Some further explanation of virtualized computing environments (VCEs) will now be provided. VCEs can be stored as “images.” A new active instance of the VCE can be instantiated from the image. Two familiar types of VCEs are virtual machines and containers. A container is a VCE that uses operating-system-level virtualization. This refers to an operating system feature in which the kernel allows the existence of multiple isolated user-space instances, called containers. These isolated user-space instances typically behave as real computers from the point of view of programs running in them. A computer program running on an ordinary operating system can utilize all resources of that computer, such as connected devices, files and folders, network shares, CPU power, and quantifiable hardware capabilities. However, programs running inside a container can only use the contents of the container and devices assigned to the container, a feature which is known as containerization.
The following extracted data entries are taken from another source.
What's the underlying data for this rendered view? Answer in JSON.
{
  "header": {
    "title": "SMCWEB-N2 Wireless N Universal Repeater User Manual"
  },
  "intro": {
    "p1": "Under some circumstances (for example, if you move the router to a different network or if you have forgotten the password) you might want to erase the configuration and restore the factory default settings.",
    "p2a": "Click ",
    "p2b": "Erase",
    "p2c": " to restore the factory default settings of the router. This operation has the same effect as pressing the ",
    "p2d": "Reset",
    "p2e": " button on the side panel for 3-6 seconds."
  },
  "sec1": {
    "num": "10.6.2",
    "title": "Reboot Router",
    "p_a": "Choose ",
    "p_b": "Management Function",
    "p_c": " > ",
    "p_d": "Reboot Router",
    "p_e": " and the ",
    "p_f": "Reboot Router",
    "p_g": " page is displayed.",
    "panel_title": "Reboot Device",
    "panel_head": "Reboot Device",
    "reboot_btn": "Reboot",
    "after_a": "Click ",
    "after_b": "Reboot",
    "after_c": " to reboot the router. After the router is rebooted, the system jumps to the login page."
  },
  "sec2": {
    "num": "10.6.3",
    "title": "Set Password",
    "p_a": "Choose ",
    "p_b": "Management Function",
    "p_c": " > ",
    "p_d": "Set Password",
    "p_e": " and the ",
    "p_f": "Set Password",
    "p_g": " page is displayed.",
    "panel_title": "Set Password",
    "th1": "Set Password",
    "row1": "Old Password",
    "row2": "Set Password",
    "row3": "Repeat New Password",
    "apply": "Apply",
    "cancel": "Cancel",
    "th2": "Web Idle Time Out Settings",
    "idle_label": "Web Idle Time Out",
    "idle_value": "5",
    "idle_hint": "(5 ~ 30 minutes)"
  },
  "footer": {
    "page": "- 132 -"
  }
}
Private cloud 306 is similar to public cloud 305, except that the computing resources are only available for use by a single enterprise. While private cloud 306 is depicted as being in communication with WAN 302, in other embodiments a private cloud may be disconnected from the internet entirely and only accessible through a local/private network. A hybrid cloud is a composition of multiple clouds of different types (for example, private, community or public cloud types), often respectively implemented by different vendors. Each of the multiple clouds remains a separate and discrete entity, but the larger hybrid cloud architecture is bound together by standardized or proprietary technology that enables orchestration, management, and/or data/application portability between the multiple constituent clouds. In this embodiment, public cloud 305 and private cloud 306 are both part of a larger hybrid cloud.